New York farms need immigrant laborers, he said, because it’s difficult for them to find Americans wiling to work on farms.
The director of the Cornell Cooperative Extension Service for Schoharie and Otsego counties, Don Smyers, said the legislation will help upstate farmers.
“Dairy farmers are always looking for farm hands and opportunities that allow the immigrant population to work in agriculture will be much appreciated by producers,” he said. He said orchard owners and vegetable producers would also benefit from the program.
Mariane Kiraly, resource educator for the Cornell Cooperative Extension Service in Schoharie County, said the yogurt industry expansion has triggered a demand for more milk.
“If we’re going to have a booming yogurt industry, adding cows requires more labor,” Kiraly observed.
Schumer estimated that approximately 100.000 undocumented farmworkers are employed at New York farms. Under the new program, they could be entitled to gain citizenship after 10 years and would be required to pay taxes on their income. Existing law blocks dairy farms from using the temporary guest-worker visa program utilized by produce farms to find seasonal workers.
The measure would shield farms from potential federal sanctions if they employ immigrant laborers who signal that they intend to apply for an agriculture card — or “blue card.” The card would allow those workers to earn eligibility as legal permanent residents if they pay taxes and stay clear of criminal activity.

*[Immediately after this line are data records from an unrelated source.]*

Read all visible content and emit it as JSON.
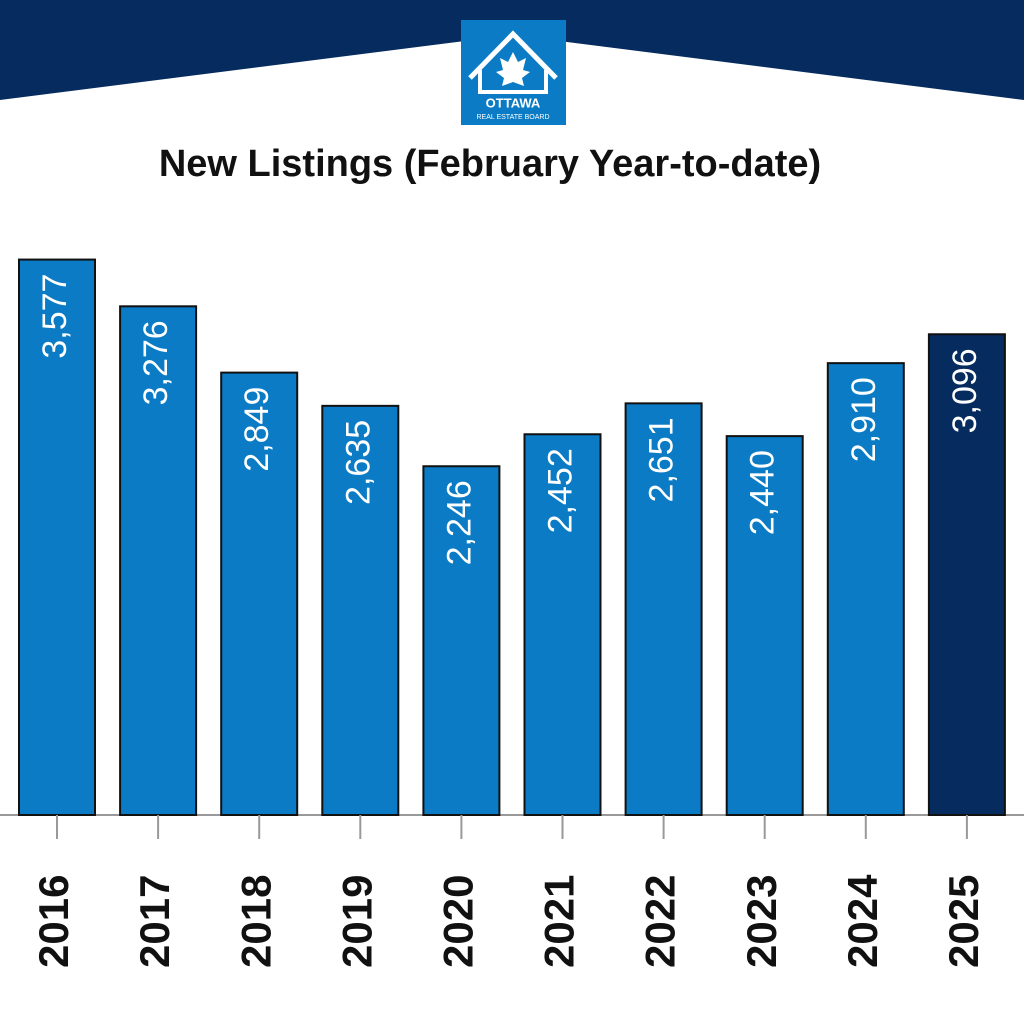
{
  "logo": {
    "name": "OTTAWA",
    "subtitle": "REAL ESTATE BOARD"
  },
  "chart_data": {
    "type": "bar",
    "title": "New Listings (February Year-to-date)",
    "categories": [
      "2016",
      "2017",
      "2018",
      "2019",
      "2020",
      "2021",
      "2022",
      "2023",
      "2024",
      "2025"
    ],
    "values": [
      3577,
      3276,
      2849,
      2635,
      2246,
      2452,
      2651,
      2440,
      2910,
      3096
    ],
    "value_labels": [
      "3,577",
      "3,276",
      "2,849",
      "2,635",
      "2,246",
      "2,452",
      "2,651",
      "2,440",
      "2,910",
      "3,096"
    ],
    "colors": [
      "#0a7bc4",
      "#0a7bc4",
      "#0a7bc4",
      "#0a7bc4",
      "#0a7bc4",
      "#0a7bc4",
      "#0a7bc4",
      "#0a7bc4",
      "#0a7bc4",
      "#062b5e"
    ],
    "ylim": [
      0,
      3600
    ]
  }
}
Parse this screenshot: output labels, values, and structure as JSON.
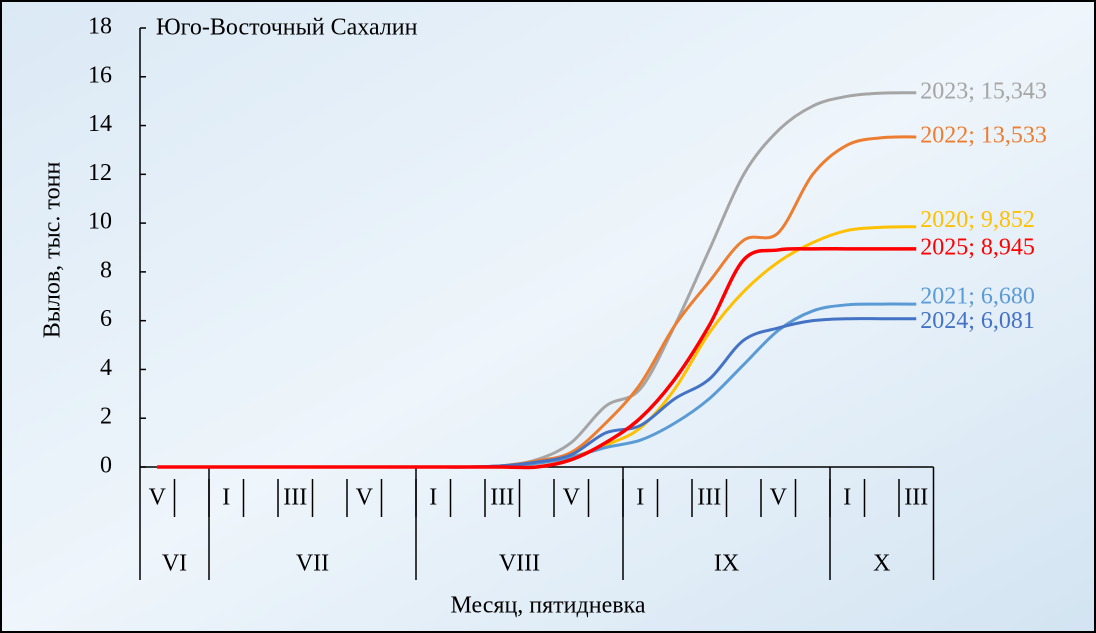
{
  "chart_data": {
    "type": "line",
    "title": "Юго-Восточный Сахалин",
    "xlabel": "Месяц, пятидневка",
    "ylabel": "Вылов, тыс. тонн",
    "categories": [
      "V",
      null,
      "I",
      null,
      "III",
      null,
      "V",
      null,
      "I",
      null,
      "III",
      null,
      "V",
      null,
      "I",
      null,
      "III",
      null,
      "V",
      null,
      "I",
      null,
      "III"
    ],
    "months": [
      "VI",
      "VI",
      "VII",
      "VII",
      "VII",
      "VII",
      "VII",
      "VII",
      "VIII",
      "VIII",
      "VIII",
      "VIII",
      "VIII",
      "VIII",
      "IX",
      "IX",
      "IX",
      "IX",
      "IX",
      "IX",
      "X",
      "X",
      "X"
    ],
    "ylim": [
      0,
      18
    ],
    "yticks": [
      0,
      2,
      4,
      6,
      8,
      10,
      12,
      14,
      16,
      18
    ],
    "series": [
      {
        "label": "2023; 15,343",
        "color": "#a5a5a5",
        "values": [
          0,
          0,
          0,
          0,
          0,
          0,
          0,
          0,
          0,
          0,
          0.05,
          0.3,
          1.0,
          2.5,
          3.2,
          5.8,
          8.9,
          12.0,
          13.8,
          14.8,
          15.2,
          15.33,
          15.343
        ]
      },
      {
        "label": "2022; 13,533",
        "color": "#ed7d31",
        "values": [
          0,
          0,
          0,
          0,
          0,
          0,
          0,
          0,
          0,
          0,
          0.05,
          0.25,
          0.6,
          1.8,
          3.4,
          5.8,
          7.6,
          9.3,
          9.6,
          12.0,
          13.2,
          13.5,
          13.533
        ]
      },
      {
        "label": "2020; 9,852",
        "color": "#ffc000",
        "values": [
          0,
          0,
          0,
          0,
          0,
          0,
          0,
          0,
          0,
          0,
          0.03,
          0.15,
          0.4,
          0.9,
          1.6,
          3.2,
          5.5,
          7.2,
          8.4,
          9.2,
          9.7,
          9.83,
          9.852
        ]
      },
      {
        "label": "2021; 6,680",
        "color": "#5b9bd5",
        "values": [
          0,
          0,
          0,
          0,
          0,
          0,
          0,
          0,
          0,
          0,
          0.03,
          0.15,
          0.4,
          0.8,
          1.1,
          1.8,
          2.8,
          4.2,
          5.6,
          6.4,
          6.65,
          6.68,
          6.68
        ]
      },
      {
        "label": "2024; 6,081",
        "color": "#4472c4",
        "values": [
          0,
          0,
          0,
          0,
          0,
          0,
          0,
          0,
          0,
          0,
          0.05,
          0.2,
          0.5,
          1.4,
          1.7,
          2.8,
          3.6,
          5.2,
          5.7,
          6.0,
          6.08,
          6.081,
          6.081
        ]
      },
      {
        "label": "2025; 8,945",
        "color": "#ff0000",
        "values": [
          0,
          0,
          0,
          0,
          0,
          0,
          0,
          0,
          0,
          0,
          0,
          0,
          0.3,
          1.0,
          2.0,
          3.6,
          5.8,
          8.5,
          8.9,
          8.945,
          8.945,
          8.945,
          8.945
        ]
      }
    ]
  }
}
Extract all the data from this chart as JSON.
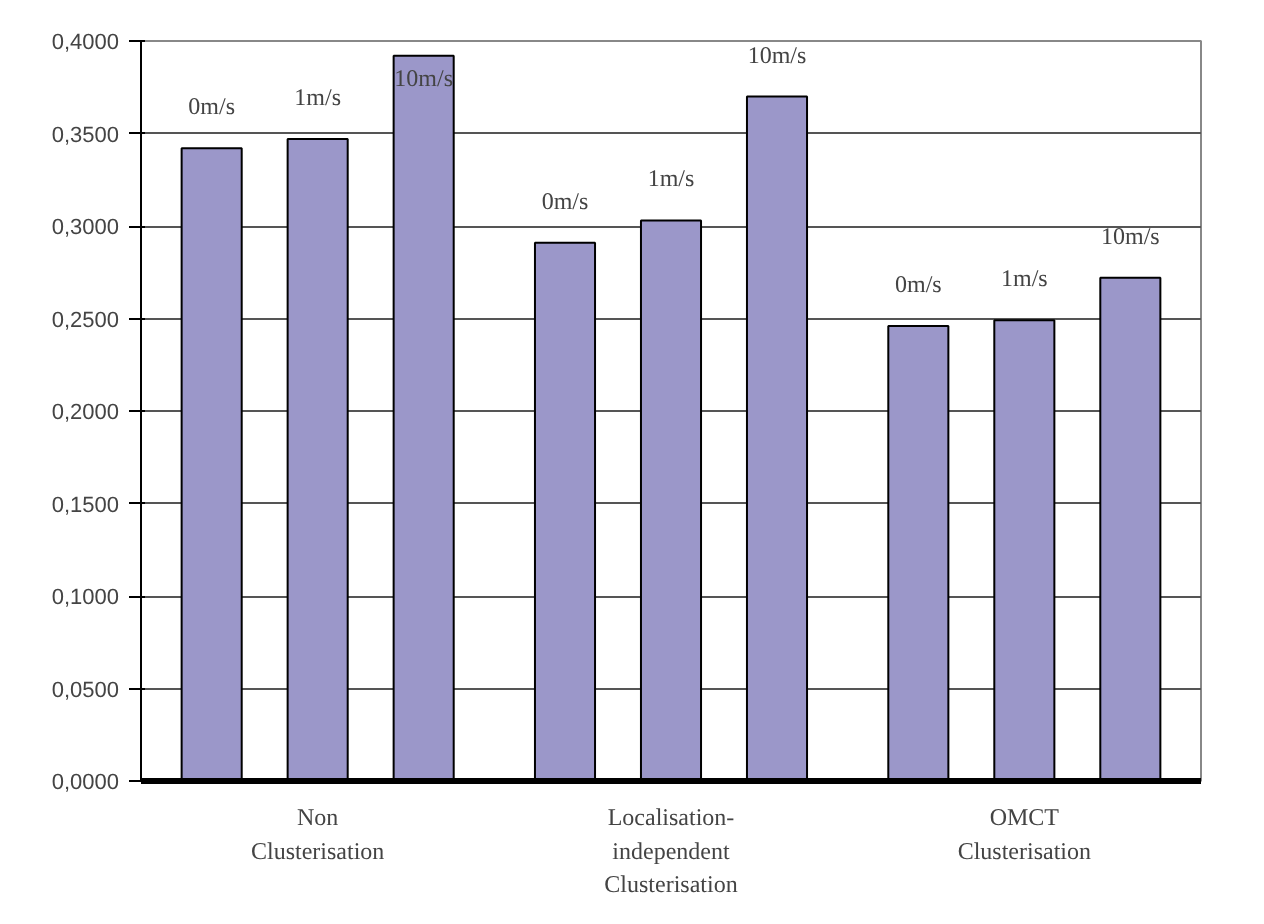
{
  "chart_data": {
    "type": "bar",
    "categories": [
      "Non\nClusterisation",
      "Localisation-\nindependent\nClusterisation",
      "OMCT\nClusterisation"
    ],
    "series": [
      {
        "name": "0m/s",
        "color": "#9b97c9",
        "values": [
          0.342,
          0.291,
          0.246
        ]
      },
      {
        "name": "1m/s",
        "color": "#9b97c9",
        "values": [
          0.347,
          0.303,
          0.249
        ]
      },
      {
        "name": "10m/s",
        "color": "#9b97c9",
        "values": [
          0.392,
          0.37,
          0.272
        ]
      }
    ],
    "ylim": [
      0,
      0.4
    ],
    "yticks": [
      {
        "value": 0,
        "label": "0,0000"
      },
      {
        "value": 0.05,
        "label": "0,0500"
      },
      {
        "value": 0.1,
        "label": "0,1000"
      },
      {
        "value": 0.15,
        "label": "0,1500"
      },
      {
        "value": 0.2,
        "label": "0,2000"
      },
      {
        "value": 0.25,
        "label": "0,2500"
      },
      {
        "value": 0.3,
        "label": "0,3000"
      },
      {
        "value": 0.35,
        "label": "0,3500"
      },
      {
        "value": 0.4,
        "label": "0,4000"
      }
    ],
    "grid": "y",
    "legend": false
  }
}
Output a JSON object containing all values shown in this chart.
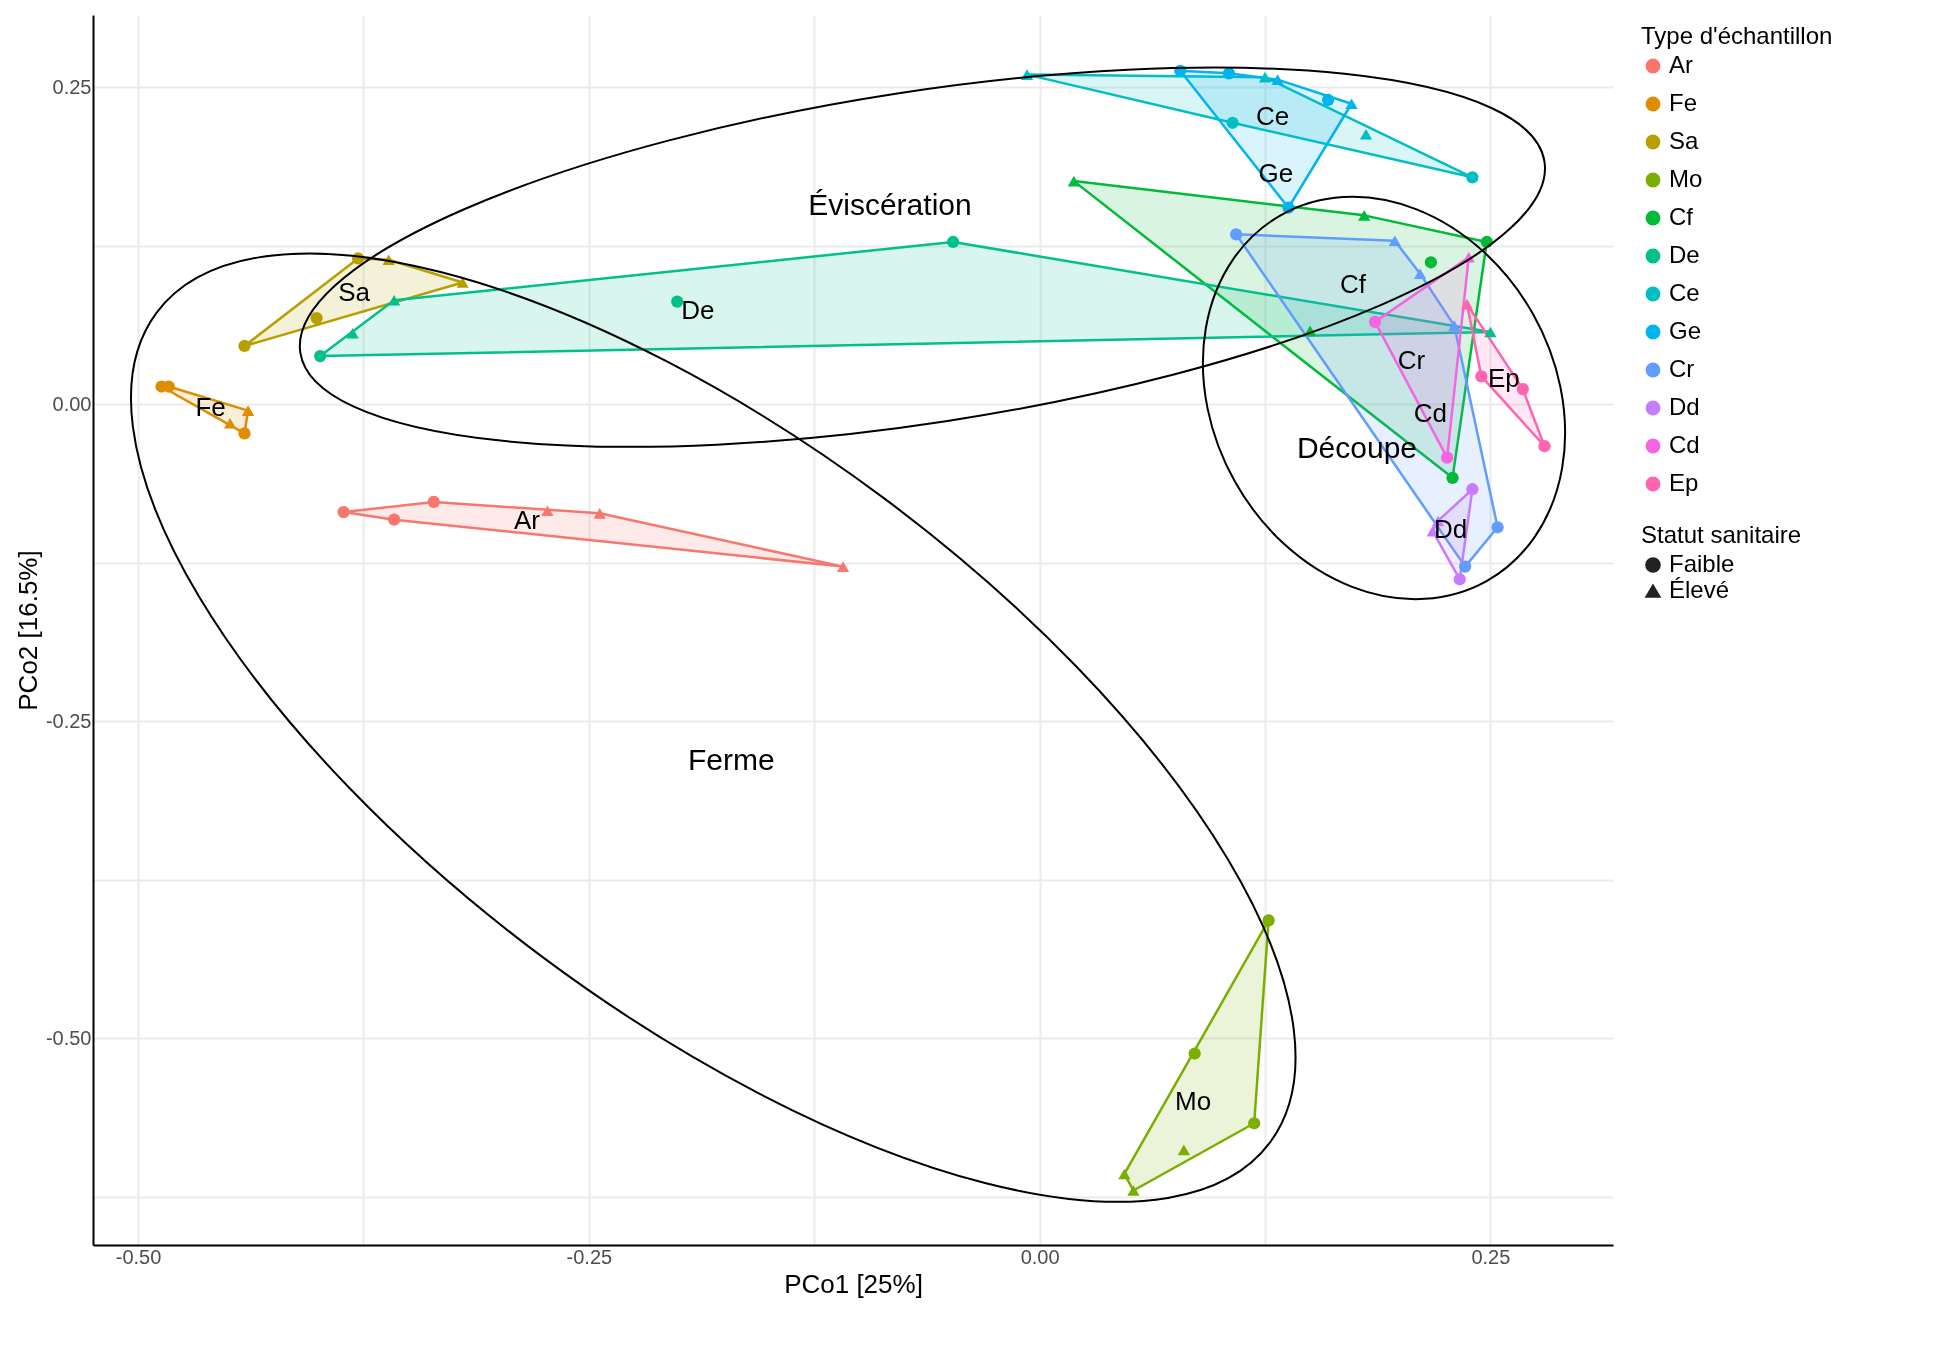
{
  "chart_data": {
    "type": "scatter",
    "xlabel": "PCo1 [25%]",
    "ylabel": "PCo2 [16.5%]",
    "legend_title": "Type d'échantillon",
    "legend": "right",
    "grid": true,
    "xlim": [
      -0.525,
      0.318
    ],
    "ylim": [
      -0.663,
      0.307
    ],
    "xticks": [
      {
        "value": -0.5,
        "label": "-0.50"
      },
      {
        "value": -0.375,
        "label": null
      },
      {
        "value": -0.25,
        "label": "-0.25"
      },
      {
        "value": -0.125,
        "label": null
      },
      {
        "value": 0,
        "label": "0.00"
      },
      {
        "value": 0.125,
        "label": null
      },
      {
        "value": 0.25,
        "label": "0.25"
      }
    ],
    "yticks": [
      {
        "value": -0.625,
        "label": null
      },
      {
        "value": -0.5,
        "label": "-0.50"
      },
      {
        "value": -0.375,
        "label": null
      },
      {
        "value": -0.25,
        "label": "-0.25"
      },
      {
        "value": -0.125,
        "label": null
      },
      {
        "value": 0,
        "label": "0.00"
      },
      {
        "value": 0.125,
        "label": null
      },
      {
        "value": 0.25,
        "label": "0.25"
      }
    ],
    "annotations": [
      "Statut sanitaire",
      "Faible",
      "Élevé",
      "Éviscération",
      "Ferme",
      "Découpe"
    ],
    "series": [
      {
        "name": "Ar",
        "color": "#f8766d",
        "x": [
          -0.386,
          -0.358,
          -0.336,
          -0.273,
          -0.244,
          -0.109
        ],
        "values": [
          -0.085,
          -0.091,
          -0.077,
          -0.084,
          -0.086,
          -0.128
        ],
        "marker": [
          "circle",
          "circle",
          "circle",
          "triangle",
          "triangle",
          "triangle"
        ]
      },
      {
        "name": "Fe",
        "color": "#de8c00",
        "x": [
          -0.487,
          -0.483,
          -0.439,
          -0.449,
          -0.441
        ],
        "values": [
          0.014,
          0.014,
          -0.005,
          -0.015,
          -0.023
        ],
        "marker": [
          "circle",
          "circle",
          "triangle",
          "triangle",
          "circle"
        ]
      },
      {
        "name": "Sa",
        "color": "#b79f00",
        "x": [
          -0.378,
          -0.361,
          -0.32,
          -0.401,
          -0.441
        ],
        "values": [
          0.115,
          0.114,
          0.096,
          0.068,
          0.046
        ],
        "marker": [
          "circle",
          "triangle",
          "triangle",
          "circle",
          "circle"
        ]
      },
      {
        "name": "Mo",
        "color": "#7cae00",
        "x": [
          0.127,
          0.086,
          0.119,
          0.08,
          0.047,
          0.052
        ],
        "values": [
          -0.407,
          -0.512,
          -0.567,
          -0.588,
          -0.607,
          -0.62
        ],
        "marker": [
          "circle",
          "circle",
          "circle",
          "triangle",
          "triangle",
          "triangle"
        ]
      },
      {
        "name": "Cf",
        "color": "#00ba38",
        "x": [
          0.019,
          0.18,
          0.248,
          0.217,
          0.15,
          0.229
        ],
        "values": [
          0.176,
          0.149,
          0.128,
          0.112,
          0.058,
          -0.058
        ],
        "marker": [
          "triangle",
          "triangle",
          "circle",
          "circle",
          "triangle",
          "circle"
        ]
      },
      {
        "name": "De",
        "color": "#00c08b",
        "x": [
          -0.399,
          -0.381,
          -0.358,
          -0.201,
          -0.048,
          0.25
        ],
        "values": [
          0.038,
          0.056,
          0.082,
          0.081,
          0.128,
          0.057
        ],
        "marker": [
          "circle",
          "triangle",
          "triangle",
          "circle",
          "circle",
          "triangle"
        ]
      },
      {
        "name": "Ce",
        "color": "#00bfc4",
        "x": [
          -0.007,
          0.125,
          0.181,
          0.24,
          0.107
        ],
        "values": [
          0.26,
          0.258,
          0.213,
          0.179,
          0.222
        ],
        "marker": [
          "triangle",
          "triangle",
          "triangle",
          "circle",
          "circle"
        ]
      },
      {
        "name": "Ge",
        "color": "#00b4f0",
        "x": [
          0.078,
          0.105,
          0.132,
          0.16,
          0.173,
          0.138
        ],
        "values": [
          0.263,
          0.261,
          0.256,
          0.24,
          0.237,
          0.155
        ],
        "marker": [
          "circle",
          "circle",
          "triangle",
          "circle",
          "triangle",
          "circle"
        ]
      },
      {
        "name": "Cr",
        "color": "#619cff",
        "x": [
          0.109,
          0.197,
          0.211,
          0.23,
          0.254,
          0.236
        ],
        "values": [
          0.134,
          0.129,
          0.103,
          0.062,
          -0.097,
          -0.128
        ],
        "marker": [
          "circle",
          "triangle",
          "triangle",
          "triangle",
          "circle",
          "circle"
        ]
      },
      {
        "name": "Dd",
        "color": "#c77cff",
        "x": [
          0.24,
          0.221,
          0.218,
          0.233
        ],
        "values": [
          -0.067,
          -0.092,
          -0.1,
          -0.138
        ],
        "marker": [
          "circle",
          "triangle",
          "triangle",
          "circle"
        ]
      },
      {
        "name": "Cd",
        "color": "#f564e3",
        "x": [
          0.186,
          0.238,
          0.226
        ],
        "values": [
          0.065,
          0.116,
          -0.042
        ],
        "marker": [
          "circle",
          "triangle",
          "circle"
        ]
      },
      {
        "name": "Ep",
        "color": "#ff64b0",
        "x": [
          0.237,
          0.245,
          0.268,
          0.28
        ],
        "values": [
          0.079,
          0.022,
          0.012,
          -0.033
        ],
        "marker": [
          "triangle",
          "circle",
          "circle",
          "circle"
        ]
      }
    ]
  }
}
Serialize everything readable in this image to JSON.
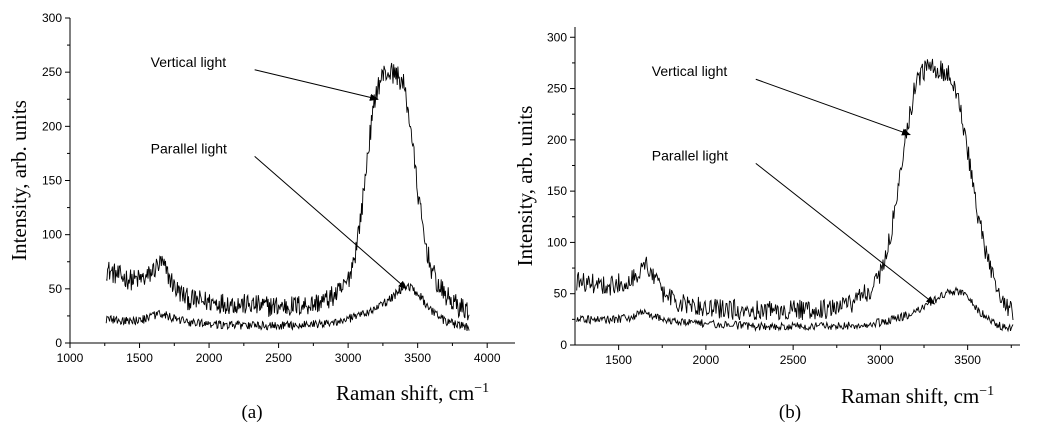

The legislation was praised by New York Farm Bureau President Dean Norton, who has a dairy farm in western New York. He said the measure would improve the ability of New York farms to compete with farms in southern states by making more immigrant farm laborers available to New York employers.
“We still have a lot of work to do, but it’s a great starting point,” Norton said.
The program would require employers to register with the U.S. Department of Agriculture as a designated agriculture employer.
If a worker were to become unemployed for more than 50 consecutive days, he or should would lose their status and be required to leave the United States.